Les années 1980 font leur retour en force dans de nombreux domaines, notamment dans le cinéma et les séries, depuis quelques années déjà. Si utiliser ce gimmick devient assez redondant, surtout dans le cinéma de genre où tout le monde semble être resté bloqué sur Vendredi 13, il est justifié et intéressant dans le film dont on va parler : Censor.

Censor (2021), c’est : un film de genre meta réalisé par Prano Bailey-Bond qui parle de la censure du cinéma de genre dans les années 1980 au Royaume-Uni et des video nasties. On s’intéresse à Enid, interprétée par Niamh Algar, une jeune femme à l’allure pieuse dont le métier est de passer ses journées à regarder des films plus ou moins ignobles et dérangeants et qui leur donne le droit d’être diffusés ou non à condition qu’ils ne contiennent pas de scènes issues d’une liste interdite. Les films sont alors soit amputés de ces scènes gênantes, soit n’atteignent pas les salles. En parallèle de cela, avec la popularisation de la VHS, les magasins de location ouvrent et un business de vidéos trash sous le manteau commence à se répandre.

Enid a un lourd secret sur le cœur. Enfant, sa sœur a disparu et elle ne semble pas se rappeler dans quelles conditions et si elle est toujours en vie. Ses parents décident de la déclarer morte afin de mettre fin à cette question restée sans réponse et qui les tiraille tous.tes. Mais on comprend que notre protagoniste n’est pas au clair avec ce souvenir et que la détresse émotionnelle dans laquelle elle est plongée est profonde.

Bouleversée, elle se retrouve en plus de cela au cœur d’un scandale, à propos d’un homme – un copy cat – qui aurait tué après avoir visionné un film déjà passé à la moulinette de la censure. Mais un réalisateur va venir encore plus chambouler son existence en voulant absolument que ce soit elle qui visionne son dernier film. Les scènes commencent à se mélanger aux derniers souvenir qu’elle a de sa sœur. Elle va alors faire des recherches sur ce réalisateur et voir dans une des cassettes louées, sa sœur, plus âgée. Elle est maintenant persuadée qu’elle est en vie, et elle est bien décidée à la retrouver.

À la recherche de la vérité

Alors que la première partie nous installe assez vaguement le contexte historique et la vie d’Enid, la deuxième partie nous plonge dans sa psyché visiblement torturée. Le première partie est sobre et stable au niveau de la mise en scène et du montage, la deuxième est plus brouillonne et colorée de manière surnaturelle. On soulignera une mise en scène et un montage impeccable, et une photographie (d’Annika Summerson) cauchemardesque et extrêmement efficace.
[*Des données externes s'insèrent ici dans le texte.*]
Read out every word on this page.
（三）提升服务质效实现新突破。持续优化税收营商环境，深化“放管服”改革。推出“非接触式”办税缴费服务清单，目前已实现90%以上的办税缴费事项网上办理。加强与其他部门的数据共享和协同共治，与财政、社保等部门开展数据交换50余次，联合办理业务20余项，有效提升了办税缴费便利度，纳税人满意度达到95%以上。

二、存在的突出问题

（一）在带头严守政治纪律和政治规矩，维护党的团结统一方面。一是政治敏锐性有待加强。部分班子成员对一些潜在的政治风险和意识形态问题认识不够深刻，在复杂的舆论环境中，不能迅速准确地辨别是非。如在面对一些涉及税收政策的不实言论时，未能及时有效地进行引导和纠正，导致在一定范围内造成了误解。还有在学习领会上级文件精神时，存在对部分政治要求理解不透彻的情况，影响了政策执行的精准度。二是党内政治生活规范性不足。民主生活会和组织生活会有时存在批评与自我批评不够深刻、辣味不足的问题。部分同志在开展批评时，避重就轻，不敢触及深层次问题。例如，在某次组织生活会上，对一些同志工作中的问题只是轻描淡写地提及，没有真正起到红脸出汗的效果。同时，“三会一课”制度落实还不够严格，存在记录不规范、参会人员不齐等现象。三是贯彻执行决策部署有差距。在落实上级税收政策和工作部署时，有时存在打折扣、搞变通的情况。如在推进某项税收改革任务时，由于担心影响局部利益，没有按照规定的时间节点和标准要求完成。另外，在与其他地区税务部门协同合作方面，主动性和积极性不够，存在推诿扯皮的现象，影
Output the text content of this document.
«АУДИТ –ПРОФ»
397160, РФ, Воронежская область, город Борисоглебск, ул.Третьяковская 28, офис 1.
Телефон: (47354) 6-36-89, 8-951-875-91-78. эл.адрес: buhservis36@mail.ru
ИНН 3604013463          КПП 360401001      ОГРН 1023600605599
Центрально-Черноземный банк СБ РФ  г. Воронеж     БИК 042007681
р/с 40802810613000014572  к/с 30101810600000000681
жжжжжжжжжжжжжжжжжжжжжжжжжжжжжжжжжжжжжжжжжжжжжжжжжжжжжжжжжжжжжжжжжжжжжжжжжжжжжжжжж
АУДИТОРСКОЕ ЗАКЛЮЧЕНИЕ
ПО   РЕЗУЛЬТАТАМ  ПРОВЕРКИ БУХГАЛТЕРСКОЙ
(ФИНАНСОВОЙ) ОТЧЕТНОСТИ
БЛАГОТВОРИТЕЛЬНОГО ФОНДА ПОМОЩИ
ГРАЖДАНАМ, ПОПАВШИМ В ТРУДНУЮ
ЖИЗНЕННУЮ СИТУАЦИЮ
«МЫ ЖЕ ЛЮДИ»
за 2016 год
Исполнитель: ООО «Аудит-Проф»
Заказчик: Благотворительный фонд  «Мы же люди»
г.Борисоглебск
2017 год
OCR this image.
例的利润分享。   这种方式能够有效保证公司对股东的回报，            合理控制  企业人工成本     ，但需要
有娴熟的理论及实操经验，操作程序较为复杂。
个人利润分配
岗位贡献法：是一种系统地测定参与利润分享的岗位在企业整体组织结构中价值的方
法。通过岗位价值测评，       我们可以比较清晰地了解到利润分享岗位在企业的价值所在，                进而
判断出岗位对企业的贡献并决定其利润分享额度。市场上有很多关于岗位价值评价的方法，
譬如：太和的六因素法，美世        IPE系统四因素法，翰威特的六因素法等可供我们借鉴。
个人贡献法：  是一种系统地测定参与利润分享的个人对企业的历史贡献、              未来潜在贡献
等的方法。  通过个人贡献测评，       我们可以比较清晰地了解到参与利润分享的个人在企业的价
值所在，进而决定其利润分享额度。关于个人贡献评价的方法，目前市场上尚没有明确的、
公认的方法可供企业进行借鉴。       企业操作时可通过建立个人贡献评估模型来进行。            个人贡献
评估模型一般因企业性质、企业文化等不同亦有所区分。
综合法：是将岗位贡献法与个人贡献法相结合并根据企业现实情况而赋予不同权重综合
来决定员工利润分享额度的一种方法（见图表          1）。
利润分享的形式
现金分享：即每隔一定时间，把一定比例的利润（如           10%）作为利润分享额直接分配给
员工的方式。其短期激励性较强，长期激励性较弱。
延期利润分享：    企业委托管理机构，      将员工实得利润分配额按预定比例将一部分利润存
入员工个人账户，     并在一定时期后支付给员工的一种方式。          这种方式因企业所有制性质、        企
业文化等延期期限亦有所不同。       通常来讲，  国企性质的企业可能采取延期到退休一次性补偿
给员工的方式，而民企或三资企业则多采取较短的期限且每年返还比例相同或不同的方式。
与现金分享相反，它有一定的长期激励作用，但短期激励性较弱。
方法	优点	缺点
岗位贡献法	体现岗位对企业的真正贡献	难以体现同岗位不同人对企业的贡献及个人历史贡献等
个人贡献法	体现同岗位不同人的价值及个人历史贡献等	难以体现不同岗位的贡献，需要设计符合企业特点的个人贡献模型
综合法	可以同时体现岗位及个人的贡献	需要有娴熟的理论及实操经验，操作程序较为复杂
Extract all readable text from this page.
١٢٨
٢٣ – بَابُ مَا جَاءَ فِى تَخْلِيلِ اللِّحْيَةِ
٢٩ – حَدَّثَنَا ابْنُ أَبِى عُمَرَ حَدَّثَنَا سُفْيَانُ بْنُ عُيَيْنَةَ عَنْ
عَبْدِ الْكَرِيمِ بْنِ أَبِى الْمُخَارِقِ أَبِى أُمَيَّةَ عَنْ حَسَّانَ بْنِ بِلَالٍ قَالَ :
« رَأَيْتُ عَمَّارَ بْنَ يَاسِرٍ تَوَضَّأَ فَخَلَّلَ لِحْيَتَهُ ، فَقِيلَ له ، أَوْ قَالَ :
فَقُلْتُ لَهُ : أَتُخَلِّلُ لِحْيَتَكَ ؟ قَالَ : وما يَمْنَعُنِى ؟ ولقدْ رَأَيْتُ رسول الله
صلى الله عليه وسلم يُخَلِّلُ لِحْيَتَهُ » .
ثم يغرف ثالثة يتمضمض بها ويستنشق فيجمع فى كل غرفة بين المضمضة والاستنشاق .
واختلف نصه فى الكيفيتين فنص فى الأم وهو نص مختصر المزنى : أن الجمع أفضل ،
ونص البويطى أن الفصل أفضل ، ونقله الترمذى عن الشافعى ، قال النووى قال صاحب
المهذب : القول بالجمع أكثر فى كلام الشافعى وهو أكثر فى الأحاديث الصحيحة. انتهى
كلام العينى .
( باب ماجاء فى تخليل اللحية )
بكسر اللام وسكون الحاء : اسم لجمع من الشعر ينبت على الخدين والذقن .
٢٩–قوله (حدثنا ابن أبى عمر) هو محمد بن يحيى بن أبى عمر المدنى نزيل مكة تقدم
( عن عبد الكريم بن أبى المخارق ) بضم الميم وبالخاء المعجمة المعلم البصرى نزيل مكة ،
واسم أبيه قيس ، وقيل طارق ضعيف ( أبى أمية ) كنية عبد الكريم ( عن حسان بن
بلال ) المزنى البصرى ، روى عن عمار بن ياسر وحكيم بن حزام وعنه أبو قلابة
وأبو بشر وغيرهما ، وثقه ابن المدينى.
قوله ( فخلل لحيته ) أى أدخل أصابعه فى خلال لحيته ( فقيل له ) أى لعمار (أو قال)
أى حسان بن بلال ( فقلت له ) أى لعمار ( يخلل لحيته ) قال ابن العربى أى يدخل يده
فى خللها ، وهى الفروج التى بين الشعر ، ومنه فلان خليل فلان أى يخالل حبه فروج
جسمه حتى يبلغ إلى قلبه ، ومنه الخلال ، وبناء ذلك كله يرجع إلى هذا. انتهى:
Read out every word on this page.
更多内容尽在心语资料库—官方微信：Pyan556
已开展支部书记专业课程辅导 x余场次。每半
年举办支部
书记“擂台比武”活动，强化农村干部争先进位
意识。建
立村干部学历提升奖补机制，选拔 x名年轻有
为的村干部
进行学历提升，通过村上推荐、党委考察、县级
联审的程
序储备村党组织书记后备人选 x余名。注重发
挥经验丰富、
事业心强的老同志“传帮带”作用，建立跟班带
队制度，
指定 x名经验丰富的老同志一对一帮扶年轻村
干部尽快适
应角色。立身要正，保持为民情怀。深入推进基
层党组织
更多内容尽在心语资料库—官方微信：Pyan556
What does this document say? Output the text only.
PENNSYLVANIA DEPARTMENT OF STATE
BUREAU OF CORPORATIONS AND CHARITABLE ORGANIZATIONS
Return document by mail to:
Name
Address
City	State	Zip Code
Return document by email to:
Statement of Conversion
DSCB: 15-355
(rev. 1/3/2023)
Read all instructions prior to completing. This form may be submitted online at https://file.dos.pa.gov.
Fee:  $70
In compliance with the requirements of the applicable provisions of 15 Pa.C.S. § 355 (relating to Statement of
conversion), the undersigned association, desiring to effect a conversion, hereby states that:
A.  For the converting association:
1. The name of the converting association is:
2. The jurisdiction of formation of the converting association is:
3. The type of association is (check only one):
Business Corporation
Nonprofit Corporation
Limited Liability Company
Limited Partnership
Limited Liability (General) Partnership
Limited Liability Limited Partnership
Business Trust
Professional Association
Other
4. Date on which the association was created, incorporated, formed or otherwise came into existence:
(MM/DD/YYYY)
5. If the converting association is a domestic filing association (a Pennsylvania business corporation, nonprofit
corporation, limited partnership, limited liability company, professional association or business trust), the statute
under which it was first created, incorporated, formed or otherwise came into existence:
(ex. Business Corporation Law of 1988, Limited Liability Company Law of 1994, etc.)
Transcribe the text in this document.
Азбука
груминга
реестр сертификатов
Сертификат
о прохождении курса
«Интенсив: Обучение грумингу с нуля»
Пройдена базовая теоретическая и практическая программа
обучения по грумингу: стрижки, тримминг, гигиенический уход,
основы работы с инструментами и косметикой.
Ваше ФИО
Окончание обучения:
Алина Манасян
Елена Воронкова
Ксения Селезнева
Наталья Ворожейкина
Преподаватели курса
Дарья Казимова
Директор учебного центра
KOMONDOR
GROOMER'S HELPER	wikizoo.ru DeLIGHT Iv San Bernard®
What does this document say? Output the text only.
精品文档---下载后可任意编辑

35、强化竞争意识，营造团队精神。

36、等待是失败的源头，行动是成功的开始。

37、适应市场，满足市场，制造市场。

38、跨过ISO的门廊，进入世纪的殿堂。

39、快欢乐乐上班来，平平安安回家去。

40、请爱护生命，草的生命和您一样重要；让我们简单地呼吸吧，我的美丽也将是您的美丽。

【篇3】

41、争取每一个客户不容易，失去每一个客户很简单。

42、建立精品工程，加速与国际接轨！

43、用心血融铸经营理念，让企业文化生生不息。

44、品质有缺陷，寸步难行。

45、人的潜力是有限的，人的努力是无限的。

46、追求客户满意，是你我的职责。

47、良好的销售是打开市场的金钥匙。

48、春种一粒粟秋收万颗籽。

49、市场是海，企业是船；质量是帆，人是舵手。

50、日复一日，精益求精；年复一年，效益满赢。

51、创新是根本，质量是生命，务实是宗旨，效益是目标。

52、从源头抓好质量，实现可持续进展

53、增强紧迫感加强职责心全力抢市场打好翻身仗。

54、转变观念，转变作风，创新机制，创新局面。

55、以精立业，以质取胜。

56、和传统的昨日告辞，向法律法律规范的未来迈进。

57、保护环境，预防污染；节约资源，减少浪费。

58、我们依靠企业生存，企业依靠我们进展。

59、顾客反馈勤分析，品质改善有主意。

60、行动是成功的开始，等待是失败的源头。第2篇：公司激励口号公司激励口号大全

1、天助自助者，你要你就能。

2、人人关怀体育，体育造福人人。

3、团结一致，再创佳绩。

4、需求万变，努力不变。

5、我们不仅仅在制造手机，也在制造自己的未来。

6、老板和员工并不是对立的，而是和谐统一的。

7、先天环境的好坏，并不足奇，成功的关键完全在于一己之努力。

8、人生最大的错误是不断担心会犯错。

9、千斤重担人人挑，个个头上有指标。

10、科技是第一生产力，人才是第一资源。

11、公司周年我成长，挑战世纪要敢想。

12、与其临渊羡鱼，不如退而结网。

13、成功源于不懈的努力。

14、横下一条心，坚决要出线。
Grâce à ces éléments on perd toute notion de réalité et on plonge avec Enid dans un rêve éveillé.


Le terrier du lapin d’Alice ou la Black Lodge de Twin Peaks ?

Ce qui est intéressant avec Censor, c’est qu’un film qui se passe dans les années  1980 ait encore beaucoup de résonance avec ce que nous vivons aujourd’hui. Au final, les video nasties, que l’ont voit peu à l’écran, ne sont qu’un prétexte. Les images que l’on montre dans le cinéma peuvent être très violentes mais censurer des images fictives, dont on sait qu’elles sont fausses, ne protège pas de la violence du monde.

Bien souvent ces images sont inspirées par le réel puis exagérées et leur donner la responsabilité pour des crimes horribles, c’est mettre des œillères sur la réalité.

Le film nous amène plus à douter de notre propre morale et notre propre psyché que des images grotesques et grandiloquentes dont on peut être abreuvé.e.s assez souvent.

Enid en figure de Sainte ou de Martyr

Est-ce que les images peuvent réellement nous pousser à faire des actes considérés comme mauvais, ou est-ce c’est notre notion de la morale et du bien qui nous pousse vers des actes qui nous semble justes mais ne le sont pas toujours vraiment ?

Au final, c’est bien souvent un terrain déjà fertile (problèmes psychologiques, traumatismes, contexte économique et social) qui nous pousse au pire et non pas les images. Censor est là pour nous rappeler que les images et les actes les plus sombres, c’est nous même qui les créons.